I believe my greatest foundation comes from a childhood spent climbing trees, building forts in the neighbor’s corn field, and riding bikes to the nearest swimming hole. It was time spent outside. Deep time.
As a child of the 80’s, our generation was blissfully unaware of the future where the masses would be closely tied to the machine in our pockets, where a legion of “online friends” would influence everything from voting to vacation destinations. FOMO, or Fear of Missing Out, is real, and is really impacting modern life. For fear of missing out, the phones are never far from wifi, and the tablets tuned into the 24/7 news cycles. The selfies are often sunny and the posts paint a picture that hide the more boring traces of reality.
I recently became acquainted with the term JOMO, and think it has the potential to flip our modern agnst around to instead embrace the Joy of Missing Out.
Thru-hikers know JOMO. Deep in the folds of mountain ranges where the 4G peters out and the sunlight filters in, we have to engage with the world around us. We watch aspen leaves shudder in the wind, and ants slowly build their kingdom. We know the pace of human breath and rhythmic beat of footsteps on trail.
All this can be experienced on a day hike or weekend excursion, but for true release from the need to be connected to the world of metadata and algorithms, I think we need more deep time.
Deep time: a long time spent in nature.
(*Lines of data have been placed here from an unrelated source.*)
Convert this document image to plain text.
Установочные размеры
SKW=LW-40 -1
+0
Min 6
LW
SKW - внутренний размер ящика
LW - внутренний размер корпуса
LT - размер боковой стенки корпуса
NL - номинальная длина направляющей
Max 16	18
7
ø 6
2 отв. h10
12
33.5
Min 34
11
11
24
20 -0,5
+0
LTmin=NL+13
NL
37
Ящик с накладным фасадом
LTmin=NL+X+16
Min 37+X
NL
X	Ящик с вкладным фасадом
A month is good, two is better, three to four months? Freaking fantastic. Deep time resets our internal clocks, resets our need to be observed and applauded all the time, resets our connections.
By embracing the Joy of Missing Out you are blissfully unaware of the latest movies, political maneuvers, memes and music, but you are blissfully aware of the full moon, the slow move of the seasons, and the transformation of your body that comes from walking every day, all day, through a landscape.
Can deep time in nature help create a better world? Can extended time in nature breed empathetic humans who want to contribute to the health of their communities? The wilderness doesn’t need us. The mountains don’t care if we are hiking or climbing, but this indifference to our comfort demands our respect, and we must rise to the occasion to stay safe, warm, and contented while outside. When spending deep time on a trail, we realize our connection to all around us, we are not separate from the woods, we are part of the woods. That respect has ripple effect. Yes. I do think deep time can change the world. At least it will change us.